Hurricane Rina was the most significant threat to the Cayman Islands.  Rina first focused the attention of local residents on October 23rd when it was a strong tropical depression located about 200 miles south of Grand Cayman. By the following morning, Rina was upgraded to a tropical storm and later the same day became a hurricane.

The cyclone proceeded to track very slowly to the northwest and on October 23rd and 24th the Cayman Islands National Weather Service issued severe weather bulletins  as the hurricane started to affect the Cayman area with rough seas, gusty winds and several inches of rain.

On October 25th Hurricane Rina was located 256 miles southwest of the Cayman Islands when it attained major hurricane status. The category three hurricane continued to travel slowly (approximately 3 miles an hour) to the north northwest. As it moved past Grand Cayman, large swells began to impact the south and west coasts. Waves breached the coastal road in parts of George Town and along the West Bay Road. Traffic was diverted as crews from the National Roads Authority worked to clear the road of sand and debris.

The most significant development of the 2011 Hurricane Season was the retirement of Deputy Governor Donovan Ebanks. “It is the end of an era with the departure of Mr. Ebanks,” said HMCI Director, McCleary Frederick, “He has been the champion of disaster risk reduction and a calm, rational leader in times of crisis. His leadership is appreciated and will be missed.”

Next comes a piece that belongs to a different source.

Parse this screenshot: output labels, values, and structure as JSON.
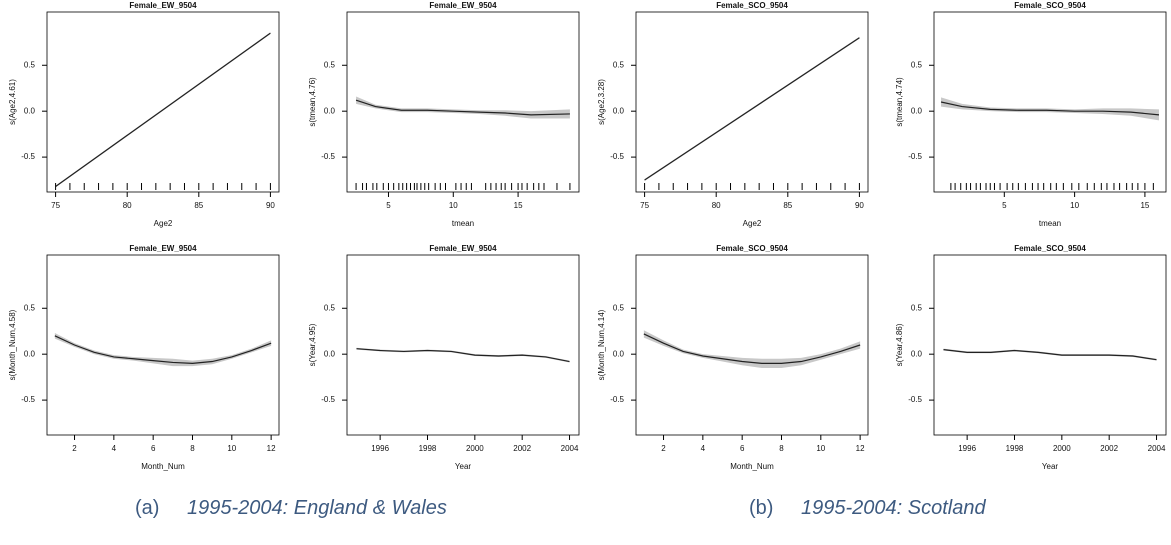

Mr. Donovan Ebanks played a critical role in developing Hazard Management Cayman Islands and the disaster risk reduction capacity of the Cayman Islands for nearly three decades. For many years he chaired the National Hurricane Committee and then took over leadership of the National Hazard Management Council. Mr. Ebanks was at the helm during Hurricane Ivan, one of the greatest natural disasters in Cayman’s recorded history.